As of today, Irish and other EU-based companies are grappling with the implications of these new tariffs, which vary significantly across countries—Mexico is facing 25%, China 30%, and other nations like Canada 35%. In contrast, countries such as the UK, Australia, and Singapore have secured lower tariff rates of 10%.
Despite the tariffs now in place, uncertainty looms over crucial sectors like alcohol and pharmaceuticals. Ongoing talks between the US and the EU aim to carve out specific exemptions for industries, with the aviation and med-tech sectors already receiving favorable treatment. Harris has urged the EU to prioritize the alcohol industry, emphasizing the dire need for exemptions to protect Irish whiskey and gin brands from potential market losses in the US.
Harris stated, “There will be space for engagement between the US and the European Union in relation to that,” highlighting the importance of this issue not just for Ireland but for numerous drink suppliers across Europe.
A joint statement from both entities was anticipated before the tariffs went into effect, but Harris found it “quite peculiar” that it hasn’t been released yet. He expects this crucial agreement to be announced next week, which could clarify the future of Irish alcoholic beverages in the US market.
Another critical area of concern remains the pharmaceutical sector. Donald Trump has made clear his intentions for pharmaceutical companies to produce drugs within US borders, specifically targeting Ireland. The ongoing situation threatens to impose higher taxes on exported medicines, which could severely disrupt global supply chains.

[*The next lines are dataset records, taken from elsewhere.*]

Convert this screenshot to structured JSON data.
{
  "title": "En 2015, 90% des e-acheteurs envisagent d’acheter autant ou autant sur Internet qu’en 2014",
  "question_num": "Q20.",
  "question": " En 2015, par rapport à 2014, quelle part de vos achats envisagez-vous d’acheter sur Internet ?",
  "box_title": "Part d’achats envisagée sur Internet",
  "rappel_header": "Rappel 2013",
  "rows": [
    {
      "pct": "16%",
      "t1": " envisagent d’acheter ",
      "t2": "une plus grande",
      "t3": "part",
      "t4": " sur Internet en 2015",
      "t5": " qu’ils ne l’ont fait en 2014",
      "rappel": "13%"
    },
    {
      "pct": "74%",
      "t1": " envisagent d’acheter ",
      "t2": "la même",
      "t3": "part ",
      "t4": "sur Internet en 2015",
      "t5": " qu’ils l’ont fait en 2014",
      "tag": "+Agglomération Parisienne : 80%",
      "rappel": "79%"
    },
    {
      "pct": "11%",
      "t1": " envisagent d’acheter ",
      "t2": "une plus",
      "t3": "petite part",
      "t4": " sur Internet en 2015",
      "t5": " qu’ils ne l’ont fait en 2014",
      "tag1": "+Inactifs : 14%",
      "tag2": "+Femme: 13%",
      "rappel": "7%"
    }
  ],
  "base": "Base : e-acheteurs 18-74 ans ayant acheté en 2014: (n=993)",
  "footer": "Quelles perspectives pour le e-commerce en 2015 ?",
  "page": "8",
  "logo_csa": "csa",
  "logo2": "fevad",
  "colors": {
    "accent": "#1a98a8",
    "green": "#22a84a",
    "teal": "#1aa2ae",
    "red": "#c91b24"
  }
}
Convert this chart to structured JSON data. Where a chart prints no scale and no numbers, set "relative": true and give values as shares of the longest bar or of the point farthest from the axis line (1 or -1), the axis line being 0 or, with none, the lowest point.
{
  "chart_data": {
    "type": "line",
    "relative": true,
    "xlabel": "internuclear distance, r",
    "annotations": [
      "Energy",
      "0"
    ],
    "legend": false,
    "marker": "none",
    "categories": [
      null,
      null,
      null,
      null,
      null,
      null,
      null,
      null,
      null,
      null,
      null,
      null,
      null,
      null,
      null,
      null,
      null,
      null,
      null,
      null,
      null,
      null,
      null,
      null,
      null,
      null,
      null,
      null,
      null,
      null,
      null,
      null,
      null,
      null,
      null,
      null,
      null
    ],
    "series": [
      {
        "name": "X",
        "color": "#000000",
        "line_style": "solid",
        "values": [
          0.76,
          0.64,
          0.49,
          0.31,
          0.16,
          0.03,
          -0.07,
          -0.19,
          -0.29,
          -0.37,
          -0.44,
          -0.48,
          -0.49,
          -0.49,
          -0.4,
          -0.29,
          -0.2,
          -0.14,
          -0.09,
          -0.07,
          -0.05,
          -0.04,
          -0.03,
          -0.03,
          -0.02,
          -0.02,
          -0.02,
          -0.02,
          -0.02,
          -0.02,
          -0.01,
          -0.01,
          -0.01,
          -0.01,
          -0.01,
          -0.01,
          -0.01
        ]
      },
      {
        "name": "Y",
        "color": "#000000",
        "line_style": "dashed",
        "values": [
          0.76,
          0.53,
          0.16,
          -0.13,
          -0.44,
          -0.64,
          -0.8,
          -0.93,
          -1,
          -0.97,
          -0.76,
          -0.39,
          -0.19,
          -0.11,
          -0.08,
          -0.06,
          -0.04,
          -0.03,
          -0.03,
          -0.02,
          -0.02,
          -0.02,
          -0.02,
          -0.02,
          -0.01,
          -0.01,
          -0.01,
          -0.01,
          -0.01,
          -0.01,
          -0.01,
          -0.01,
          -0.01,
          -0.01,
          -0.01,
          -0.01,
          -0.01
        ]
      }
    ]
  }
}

Harris mentioned, “What they have said in the framework agreement is that tariffs on pharma with the EU would be no higher than 15% but that’s not the full story.” He stressed the potential ramifications if larger tariffs are imposed on other regions, as it could significantly impact the global supply chain.
As negotiations unfold, the Irish alcohol and pharmaceutical sectors are watching closely. The outcomes of these talks could determine the viability of many businesses that rely heavily on the US market. Stakeholders are urged to stay tuned for updates in the coming days, as the future of Irish exports hangs in the balance.
This developing story continues to evolve, with implications that could resonate across numerous industries and international borders.